Um das zu erklären, brauchte man keinen Wirtschaftswissenschaftler: die meisten Klienten des Hospizes hatten kaum die Mittel, um für ihre eigene Reanimierung aufzukommen, an einen teuren Schnellflug nach Chasm City war da gar nicht zu denken. Ich müsste erst zum parkenden Schwarm fliegen und dort über einen Platz auf einem Renner verhandeln, wobei mir niemand garantieren konnte, dass ich dann nicht auf eine spätere Maschine warten müsste.

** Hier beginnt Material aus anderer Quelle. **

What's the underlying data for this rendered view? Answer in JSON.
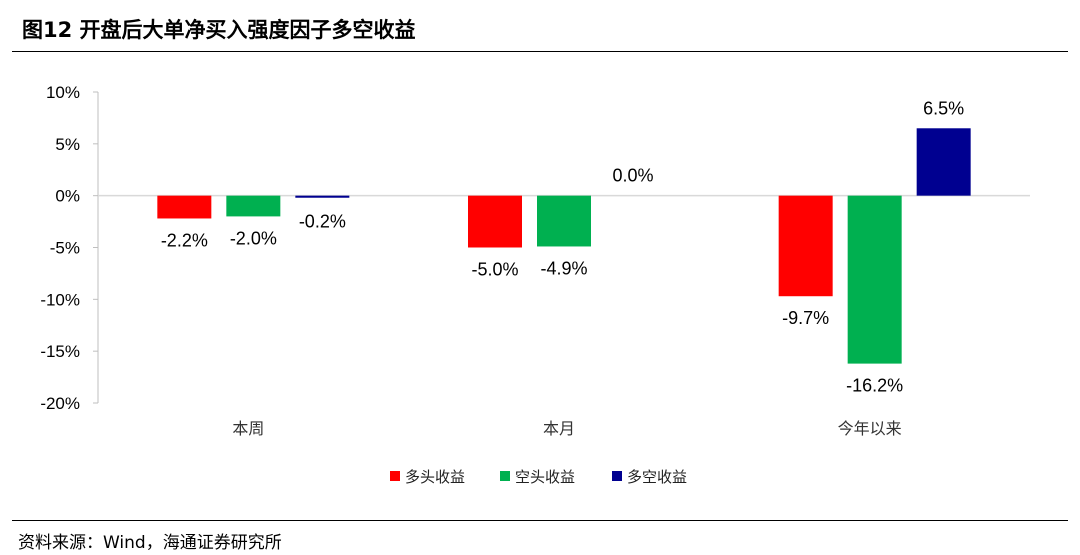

Amelia hatte mir davon abgeraten, es gebe bei weitem nicht mehr so viele Renner wie zuvor — ich hätte gerne gefragt, wovor, aber sie gab mir keine Chance — und die Zeitersparnis im Vergleich zu einem Direktflug mit dem langsamen Shuttle sei ohnehin kaum der Rede wert.
Irgendwann hielt der Fahrstuhl vor dem Verbindungskorridor zur Strelnikov, und meine Eisbettlerfreunde sagten mir Lebewohl. Jetzt lächelten sie so zuckersüß, als wären die Blutergüsse in meinem Gesicht nur eine weitere psychosomatische Manifestation des Haussmann-Virus und sie hätten nicht das Geringste damit zu tun.
»Viel Glück, Mister Mirabel.« Der Eisbettler mit dem Totschläger winkte mir fröhlich nach.
»Vielen Dank. Ich schicke Ihnen eine Ansichtskarte. Vielleicht komme ich auch mal zurück und erzähle Ihnen, wie es mir ergangen ist.«
»Das wäre nett.«
Ich spuckte ein letztes Blutkügelchen aus. »Aber ich will nichts versprechen.«
Vor mir wurden schon etliche Einwanderungswillige an Bord befördert, die in unbekannten Sprachen verschlafen vor sich hin brabbelten. Drinnen wurden wir durch ein verwirrendes Labyrinth von schmalen Kriechgängen zu einem irgendwo in den Tiefen der Strelnikov gelegenen Zentrum gelotst. Dort wies man uns unsere Kabinen für den Flug zum Glitzerband zu.
Als ich endlich meine Kabine erreichte, fühlte ich mich so müde und zerschlagen wie ein Tier, das als zweiter Sieger aus einem Kampf hervorgegangen war und nun in seine Höhle kroch, um sich die Wunden zu lecken. Ich wollte nichts mehr hören und sehen. Die Kabine war nicht blitzsauber, aber auch nicht wirklich schmutzig, die Wahrheit lag irgendwo in der Mitte zwischen vergilbt und schmierig. Die Strelnikov erzeugte keine künstliche Schwerkraft — wofür ich dankbar war; für eine Dauerrotation wäre sie ebenso wenig geeignet gewesen wie für eine allzu starke Beschleunigung —, deshalb war die Kabine mit einer Null-G-Koje ausgestattet, auch diverses Zubehör zur Nahrungsaufnahme und für Hygienebedürfnisse war auf die Schwerelosigkeit abgestimmt. Das Terminal mit Zugang zum allgemeinen Netz sah aus wie ein liebevoll konserviertes Ausstellungsstück aus einem Cybernetikmuseum, und auf allen freien Flächen klebten fleckige und verblasste Hinweisbotschaften, die mir erklärten, was hier erlaubt und verboten war und wie man das Schiff im Falle einer Katastrophe schnellstmöglich verlassen konnte. In regelmäßigen Abständen meldete eine Stimme mit starkem Akzent aus dem Lautsprecher, der Abflug verzögere sich, doch irgendwann erklärte sie, wir hätten nun Idlewild verlassen, der Antrieb sei zugeschaltet, und wir befänden uns auf dem Weg nach unten. Das Shuttle war so weich gestartet, dass ich nichts davon bemerkt hatte.
Ich holte mir die letzten Zahnfragmente aus dem Mund und erkundete vorsichtig die Grenzen der schmerzhaften Blutergüsse, die mir die Eisbettler zur Erinnerung verpasst hatten. Darüber schlief ich schließlich ein.